Miracles are held in esteem by earth-bound mortals, but they should not be loved or used by a superman to test the attention and love of God to the devotee. To test the love of God by invoking His miracles is to disturb the faith in Him and His all-protecting power. That is why Jesus refused to convert the stones into bread, even though His body was hungry from the delusive human standpoint.
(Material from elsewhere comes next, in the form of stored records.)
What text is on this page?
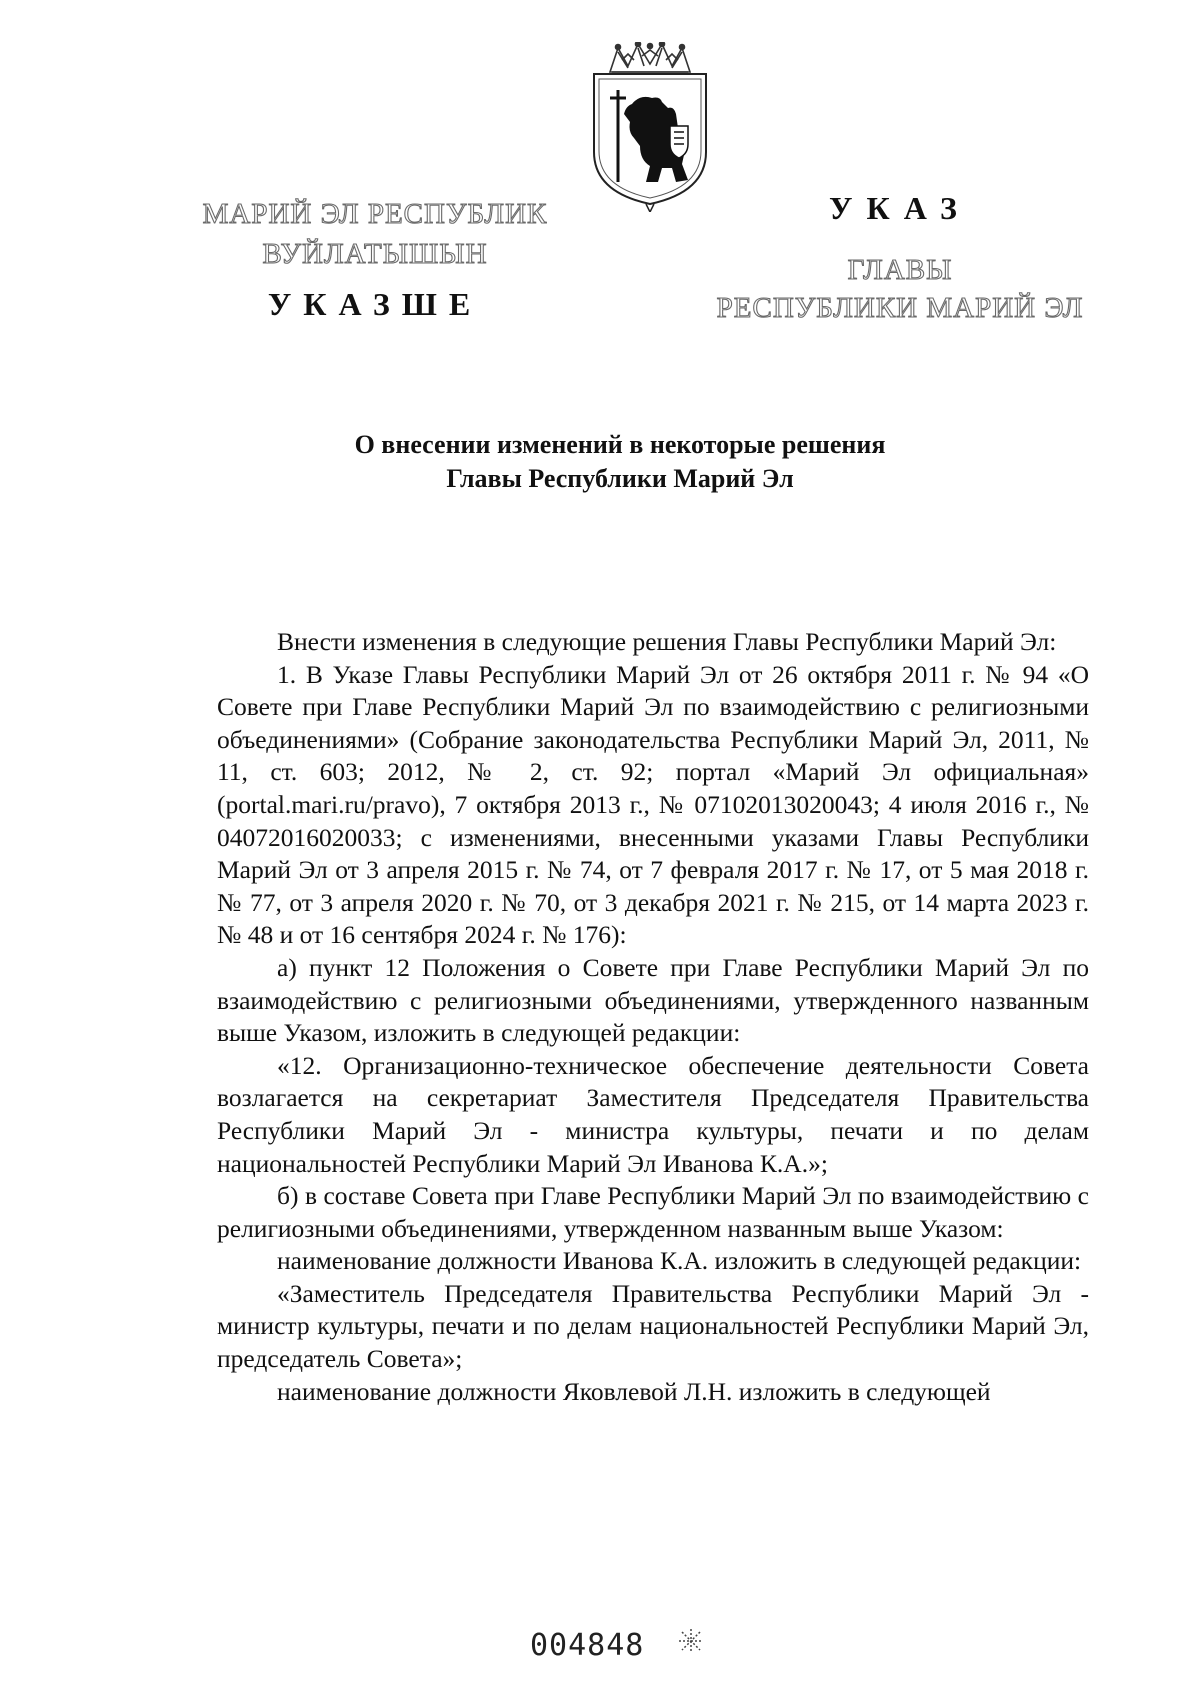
МАРИЙ ЭЛ РЕСПУБЛИК
ВУЙЛАТЫШЫН
УКАЗШЕ
УКАЗ
ГЛАВЫ
РЕСПУБЛИКИ МАРИЙ ЭЛ
О внесении изменений в некоторые решения
Главы Республики Марий Эл

Внести изменения в следующие решения Главы Республики Марий Эл:

1. В Указе Главы Республики Марий Эл от 26 октября 2011 г. № 94 «О Совете при Главе Республики Марий Эл по взаимодействию с религиозными объединениями» (Собрание законодательства Республики Марий Эл, 2011, № 11, ст. 603; 2012, № 2, ст. 92; портал «Марий Эл официальная» (portal.mari.ru/pravo), 7 октября 2013 г., № 07102013020043; 4 июля 2016 г., № 04072016020033; с изменениями, внесенными указами Главы Республики Марий Эл от 3 апреля 2015 г. № 74, от 7 февраля 2017 г. № 17, от 5 мая 2018 г. № 77, от 3 апреля 2020 г. № 70, от 3 декабря 2021 г. № 215, от 14 марта 2023 г. № 48 и от 16 сентября 2024 г. № 176):

а) пункт 12 Положения о Совете при Главе Республики Марий Эл по взаимодействию с религиозными объединениями, утвержденного названным выше Указом, изложить в следующей редакции:

«12. Организационно-техническое обеспечение деятельности Совета возлагается на секретариат Заместителя Председателя Правительства Республики Марий Эл - министра культуры, печати и по делам национальностей Республики Марий Эл Иванова К.А.»;

б) в составе Совета при Главе Республики Марий Эл по взаимодействию с религиозными объединениями, утвержденном названным выше Указом:

наименование должности Иванова К.А. изложить в следующей редакции:

«Заместитель Председателя Правительства Республики Марий Эл - министр культуры, печати и по делам национальностей Республики Марий Эл, председатель Совета»;

наименование должности Яковлевой Л.Н. изложить в следующей

004848
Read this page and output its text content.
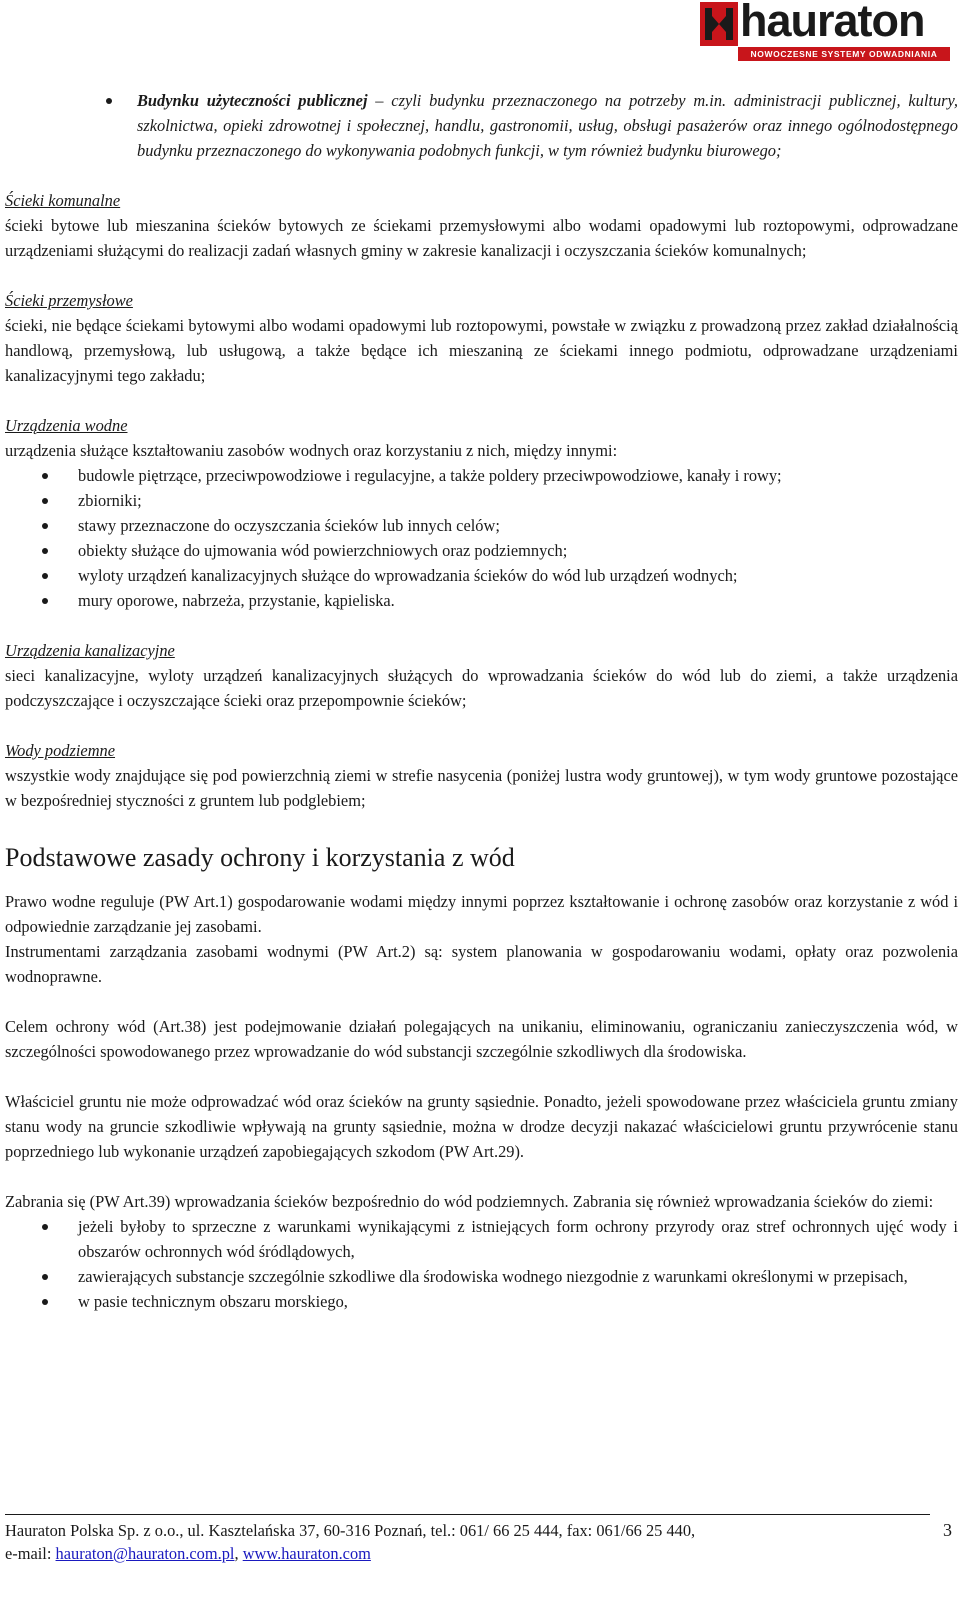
hauraton
NOWOCZESNE SYSTEMY ODWADNIANIA
Budynku użyteczności publicznej – czyli budynku przeznaczonego na potrzeby m.in. administracji publicznej, kultury, szkolnictwa, opieki zdrowotnej i społecznej, handlu, gastronomii, usług, obsługi pasażerów oraz innego ogólnodostępnego budynku przeznaczonego do wykonywania podobnych funkcji, w tym również budynku biurowego;
Ścieki komunalne

ścieki bytowe lub mieszanina ścieków bytowych ze ściekami przemysłowymi albo wodami opadowymi lub roztopowymi, odprowadzane urządzeniami służącymi do realizacji zadań własnych gminy w zakresie kanalizacji i oczyszczania ścieków komunalnych;

Ścieki przemysłowe

ścieki, nie będące ściekami bytowymi albo wodami opadowymi lub roztopowymi, powstałe w związku z prowadzoną przez zakład działalnością handlową, przemysłową, lub usługową, a także będące ich mieszaniną ze ściekami innego podmiotu, odprowadzane urządzeniami kanalizacyjnymi tego zakładu;

Urządzenia wodne

urządzenia służące kształtowaniu zasobów wodnych oraz korzystaniu z nich, między innymi:

budowle piętrzące, przeciwpowodziowe i regulacyjne, a także poldery przeciwpowodziowe, kanały i rowy;
zbiorniki;
stawy przeznaczone do oczyszczania ścieków lub innych celów;
obiekty służące do ujmowania wód powierzchniowych oraz podziemnych;
wyloty urządzeń kanalizacyjnych służące do wprowadzania ścieków do wód lub urządzeń wodnych;
mury oporowe, nabrzeża, przystanie, kąpieliska.
Urządzenia kanalizacyjne

sieci kanalizacyjne, wyloty urządzeń kanalizacyjnych służących do wprowadzania ścieków do wód lub do ziemi, a także urządzenia podczyszczające i oczyszczające ścieki oraz przepompownie ścieków;

Wody podziemne

wszystkie wody znajdujące się pod powierzchnią ziemi w strefie nasycenia (poniżej lustra wody gruntowej), w tym wody gruntowe pozostające w bezpośredniej styczności z gruntem lub podglebiem;

Podstawowe zasady ochrony i korzystania z wód

Prawo wodne reguluje (PW Art.1) gospodarowanie wodami między innymi poprzez kształtowanie i ochronę zasobów oraz korzystanie z wód i odpowiednie zarządzanie jej zasobami.

Instrumentami zarządzania zasobami wodnymi (PW Art.2) są: system planowania w gospodarowaniu wodami, opłaty oraz pozwolenia wodnoprawne.

Celem ochrony wód (Art.38) jest podejmowanie działań polegających na unikaniu, eliminowaniu, ograniczaniu zanieczyszczenia wód, w szczególności spowodowanego przez wprowadzanie do wód substancji szczególnie szkodliwych dla środowiska.

Właściciel gruntu nie może odprowadzać wód oraz ścieków na grunty sąsiednie. Ponadto, jeżeli spowodowane przez właściciela gruntu zmiany stanu wody na gruncie szkodliwie wpływają na grunty sąsiednie, można w drodze decyzji nakazać właścicielowi gruntu przywrócenie stanu poprzedniego lub wykonanie urządzeń zapobiegających szkodom (PW Art.29).

Zabrania się (PW Art.39) wprowadzania ścieków bezpośrednio do wód podziemnych. Zabrania się również wprowadzania ścieków do ziemi:

jeżeli byłoby to sprzeczne z warunkami wynikającymi z istniejących form ochrony przyrody oraz stref ochronnych ujęć wody i obszarów ochronnych wód śródlądowych,
zawierających substancje szczególnie szkodliwe dla środowiska wodnego niezgodnie z warunkami określonymi w przepisach,
w pasie technicznym obszaru morskiego,
Hauraton Polska Sp. z o.o., ul. Kasztelańska 37, 60-316 Poznań, tel.: 061/ 66 25 444, fax: 061/66 25 440,
e-mail: hauraton@hauraton.com.pl, www.hauraton.com
3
Also, that is why He refused to be tempted by Cosmic Satan into jumping from the mountain top to show whether the angels would hold Him or not.

The Christ Consciousness of Jesus found an adequate test in the temptations born of the memories of past mortal habits, and in the test of "living by bread alone," and so forth, which was instigated through the Cosmic delusion of the metaphysical Satan.

Whether one believes in Cosmic Satan or not, it can be easily understood that the Spirit, before giving the final transcendental, Cosmic Consciousness of God, the Father, to Jesus, wanted to see if His newly-acquired Christ Consciousness could rise above the temptations born of the memory of mortal habits.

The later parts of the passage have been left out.